Kepala Kejari Pamekasan Agus Irianto mengatakan, pihaknya telah meminta tambahan personel jaksa ke Kejaksaan Tingi dan Kejaksaan Agung. Namun, sampai sekarang masih belum ada tanggapan. "Ada dua orang jaksa tambahan saja, saya kira sudah cukup," kata Agus Irianto, Selasa (24/1/2012).
Agus Irianto tak menampik jika minimnya tenaga jaksa di kantornya berdampak pada kurang maksimalnya pekerjaan penyidikan dan penuntutan. Utamanya dalam pemberkasan berita acara perkara tipikor. "Jadi wajar jika adik-adik mahasiswa sering menyambangi kakntor saya untuk menyampaikan aspirasinya lewat aksi demo," ujar kajari murah senyum itu.
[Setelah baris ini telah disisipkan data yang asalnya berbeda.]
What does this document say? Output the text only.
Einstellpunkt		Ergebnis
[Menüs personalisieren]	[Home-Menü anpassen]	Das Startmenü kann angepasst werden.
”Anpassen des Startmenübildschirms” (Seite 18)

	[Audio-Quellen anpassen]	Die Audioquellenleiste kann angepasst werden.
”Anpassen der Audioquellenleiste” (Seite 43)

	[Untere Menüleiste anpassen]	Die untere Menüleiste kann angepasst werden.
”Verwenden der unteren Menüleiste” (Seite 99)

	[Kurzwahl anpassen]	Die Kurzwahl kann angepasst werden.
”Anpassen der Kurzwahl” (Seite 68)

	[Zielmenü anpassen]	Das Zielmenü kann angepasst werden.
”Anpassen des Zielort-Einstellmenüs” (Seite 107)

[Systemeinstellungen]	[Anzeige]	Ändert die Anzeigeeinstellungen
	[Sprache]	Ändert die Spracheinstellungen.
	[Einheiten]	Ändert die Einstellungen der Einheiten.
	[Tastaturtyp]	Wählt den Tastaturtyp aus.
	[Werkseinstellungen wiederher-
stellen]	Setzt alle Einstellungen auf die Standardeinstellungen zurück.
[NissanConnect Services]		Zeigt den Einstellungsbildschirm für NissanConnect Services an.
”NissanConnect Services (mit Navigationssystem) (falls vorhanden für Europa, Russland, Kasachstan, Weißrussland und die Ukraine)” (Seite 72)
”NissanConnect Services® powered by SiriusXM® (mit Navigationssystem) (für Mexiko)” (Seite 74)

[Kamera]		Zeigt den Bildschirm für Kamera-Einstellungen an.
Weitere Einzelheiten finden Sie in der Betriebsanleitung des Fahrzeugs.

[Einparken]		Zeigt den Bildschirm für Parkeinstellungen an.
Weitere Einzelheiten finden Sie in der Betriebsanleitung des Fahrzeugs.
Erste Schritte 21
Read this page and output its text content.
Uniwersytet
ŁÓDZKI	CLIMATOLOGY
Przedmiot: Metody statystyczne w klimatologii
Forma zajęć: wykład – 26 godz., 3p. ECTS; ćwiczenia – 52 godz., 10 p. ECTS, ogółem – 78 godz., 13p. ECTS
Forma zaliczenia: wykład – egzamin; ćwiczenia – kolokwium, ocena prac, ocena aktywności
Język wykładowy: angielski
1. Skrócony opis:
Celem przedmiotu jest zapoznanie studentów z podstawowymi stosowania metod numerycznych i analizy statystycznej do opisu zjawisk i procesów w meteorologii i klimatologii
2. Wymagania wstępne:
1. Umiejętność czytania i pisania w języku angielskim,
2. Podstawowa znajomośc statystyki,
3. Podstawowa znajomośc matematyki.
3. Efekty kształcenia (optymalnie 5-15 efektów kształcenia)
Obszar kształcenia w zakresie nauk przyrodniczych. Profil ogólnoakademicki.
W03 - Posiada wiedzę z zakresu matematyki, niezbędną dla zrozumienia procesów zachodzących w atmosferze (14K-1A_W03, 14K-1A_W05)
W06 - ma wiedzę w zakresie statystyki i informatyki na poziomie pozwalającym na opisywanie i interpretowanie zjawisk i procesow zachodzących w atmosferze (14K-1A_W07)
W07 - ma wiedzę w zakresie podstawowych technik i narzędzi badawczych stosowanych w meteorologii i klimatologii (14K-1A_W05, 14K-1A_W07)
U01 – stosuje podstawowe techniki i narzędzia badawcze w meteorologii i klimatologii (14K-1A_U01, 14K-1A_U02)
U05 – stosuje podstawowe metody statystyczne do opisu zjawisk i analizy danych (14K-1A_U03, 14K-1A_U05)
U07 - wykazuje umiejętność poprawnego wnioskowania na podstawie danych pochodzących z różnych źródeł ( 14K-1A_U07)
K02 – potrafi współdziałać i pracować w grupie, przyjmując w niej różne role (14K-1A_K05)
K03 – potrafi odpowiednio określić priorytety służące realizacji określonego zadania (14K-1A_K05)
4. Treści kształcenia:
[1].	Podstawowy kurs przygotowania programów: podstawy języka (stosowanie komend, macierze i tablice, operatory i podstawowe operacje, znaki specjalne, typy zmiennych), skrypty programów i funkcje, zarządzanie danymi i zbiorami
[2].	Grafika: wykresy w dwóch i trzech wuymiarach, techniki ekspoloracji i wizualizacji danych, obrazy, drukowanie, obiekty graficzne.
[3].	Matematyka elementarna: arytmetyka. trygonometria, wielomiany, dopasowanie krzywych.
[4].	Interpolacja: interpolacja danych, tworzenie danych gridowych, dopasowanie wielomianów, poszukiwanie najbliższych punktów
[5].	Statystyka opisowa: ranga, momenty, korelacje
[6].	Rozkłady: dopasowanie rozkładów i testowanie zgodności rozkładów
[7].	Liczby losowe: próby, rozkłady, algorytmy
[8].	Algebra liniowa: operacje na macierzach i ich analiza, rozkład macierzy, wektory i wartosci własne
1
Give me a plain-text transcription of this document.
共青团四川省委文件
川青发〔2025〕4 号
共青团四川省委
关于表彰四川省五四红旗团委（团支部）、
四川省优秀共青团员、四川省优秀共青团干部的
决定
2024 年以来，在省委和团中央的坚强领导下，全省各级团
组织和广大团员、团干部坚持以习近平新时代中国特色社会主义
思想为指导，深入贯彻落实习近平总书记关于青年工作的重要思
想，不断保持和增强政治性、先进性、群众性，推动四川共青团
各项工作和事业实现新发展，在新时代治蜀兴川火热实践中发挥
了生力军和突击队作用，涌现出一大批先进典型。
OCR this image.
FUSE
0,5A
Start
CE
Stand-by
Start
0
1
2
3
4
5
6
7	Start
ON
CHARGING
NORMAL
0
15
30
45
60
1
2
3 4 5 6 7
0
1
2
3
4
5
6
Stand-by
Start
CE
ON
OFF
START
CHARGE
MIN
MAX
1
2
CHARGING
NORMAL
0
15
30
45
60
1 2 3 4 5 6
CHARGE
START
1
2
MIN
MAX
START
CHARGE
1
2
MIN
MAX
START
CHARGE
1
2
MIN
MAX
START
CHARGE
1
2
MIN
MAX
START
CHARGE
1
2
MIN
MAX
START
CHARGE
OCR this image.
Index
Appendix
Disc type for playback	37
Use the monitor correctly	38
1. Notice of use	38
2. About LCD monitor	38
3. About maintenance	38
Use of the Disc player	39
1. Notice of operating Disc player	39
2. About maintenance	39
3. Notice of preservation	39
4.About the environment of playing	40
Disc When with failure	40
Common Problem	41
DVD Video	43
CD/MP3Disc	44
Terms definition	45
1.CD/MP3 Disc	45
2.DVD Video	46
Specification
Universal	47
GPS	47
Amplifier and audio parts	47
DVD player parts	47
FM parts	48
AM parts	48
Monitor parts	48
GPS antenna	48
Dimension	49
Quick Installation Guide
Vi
Materi kasus tipikor yang sering menjadi isu aksi demo antara lain, kasus tipikor dana adhoc di Dinas Pendidikan (Disdik) Pamekasan. Diduga sejumlah pejabat Disdik terlibat dalam kasus penyelewengan dana adhoc tahun 2008 sebesar Rp 1,9 miliar.
Untuk kasus dana adhoc, Agus Irianto masih menunggu perhitungan dari Badan Pengawasan Keuangan dan Pembangunan (BPKP) terkait dengan kerugian negara. Sementara BPKP sendiri juga masih menunggu kajian dari Pusat Buku karena bantuan itu dalam bentuk buku perpustakaan. "Saya masih menunggu hasil kajian BPKP," ujar Agus.
Dalam dugaan tindak pindana korupsi adhoc itu, Kejaksaan Negeri Pamekasan sudah menetapkan 6 orang tersangka. Tiga orang orang dalam Disdik Pamekasan, 2 orang dari rekanan dan seorang perantara rekanan.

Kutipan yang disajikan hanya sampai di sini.